Peki, Yuhanna hakkında ne biliyoruz? Yuhanna Kafernahum’da yetişen bir Yahudi’ydi. Babası Zebedi’nin birkaç balıkçı teknesi vardı, Yuhanna ile ağabeyi Yakup aile şirketinde çalışıyorlardı (Markos 1:20). Annesi muhtemelen Salomeydi (bkz. Matta 27:56, Markos 15:40). O da Meryem’in kardeşi ve İsa’nın teyzesi olabilir (Yuhanna 19:25). Yani büyük olasılıkla Yuhanna İsa’nın kuzeniydi. Yuhanna başta Yahya’nın bir öğrencisi iken üstadının yönlendirmesiyle Mesih’e ilgi duymaya başladı (Yuhanna 1:35-40). Daha sonra Mesih’in çağırmasıyla babasını ve mesleğini tümden bırakıp İsa’nın öğrencisi oldu (Matta 4:21). Yuhanna, on iki havari arasında, Mesih’e en yakın üç kişiden biriydi (Matta 17). Özel durumlarda İsa Yuhanna, Yakup ve Petrus’u yanına alıyordu (Luka 8:51, Matta 26:37). Ağabeyi Yakup ile Yuhanna o kadar ateşli bir karaktere sahiptiler ki onlara “Beni-Regeş” yani “Gök gürültüsü oğulları” lakabı verildi.

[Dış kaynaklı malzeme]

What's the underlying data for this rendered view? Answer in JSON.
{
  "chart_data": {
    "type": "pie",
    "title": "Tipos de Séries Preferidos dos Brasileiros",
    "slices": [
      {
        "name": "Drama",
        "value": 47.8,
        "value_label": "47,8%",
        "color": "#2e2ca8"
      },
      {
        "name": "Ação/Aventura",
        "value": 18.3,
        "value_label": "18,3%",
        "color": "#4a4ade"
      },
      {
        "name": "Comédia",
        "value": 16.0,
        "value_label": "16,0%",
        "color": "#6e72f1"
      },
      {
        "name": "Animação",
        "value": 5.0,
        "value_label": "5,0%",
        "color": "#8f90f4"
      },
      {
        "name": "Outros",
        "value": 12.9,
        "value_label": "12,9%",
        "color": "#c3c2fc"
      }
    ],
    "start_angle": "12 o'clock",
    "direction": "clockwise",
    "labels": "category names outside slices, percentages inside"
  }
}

Çarmıh yolunda Mesih’in geçirdiği son acılı saatlerde tüm öğrencileri sağa sola dağılırken Yuhanna sonuna kadar O’na sadık kaldı. Mahkemeleri süresince ve sonunda çarmıhın dibinde bile Yuhanna Mesih’in yanından ayrılmadı (Yuhanna 18:15, 19:26). İsa’nın ölümden dirildiği haber gelince de ilk mezara yetişen ve dirildiğine inanan yine Yuhanna’ydı (Yuhanna 20:3). Daha sonra ilk kilise döneminde Yuhanna hep Petrus’la birlikte hareket ediyordu. Beraber tapınakta vaaz veriyorlar, tutuklanıyorlar, hapse atılıyorlar. İlerleyen yıllarda İsa’dan emanet aldığı annesiyle birlikte Yuhanna Efes’e taşındı ve hizmetini orada sürdürdü. Kiliseler arasında hep “Sevgi Elçisi” olarak bilinirdi. İyice yaşlandıktan sonra tutuklanıp yetkililer önüne getirildi. Ona her türlü işkenceyi ettiler ama öldüremeyince onu Patmos adasına sürdüler. Orada “Vahiy” kitabının içeriğini aldı. Daha sonra Efes’e döndü ve orada öldü, hatta mezarı bugün bile Selçuk’un yanında bulunan ve daha sonra adına yapılan devasa bir katedralde bulunuyordur. İşte adını taşıyan bu kitapta Yuhanna kendini değil uğruna yaşadığı ve sonunda canını verdiği Tanrı Oğlu İsa Mesih’i ön plana çıkartır. Neticede bu Yuhanna’nın kitabı değil Tanrı’nın müjdesidir.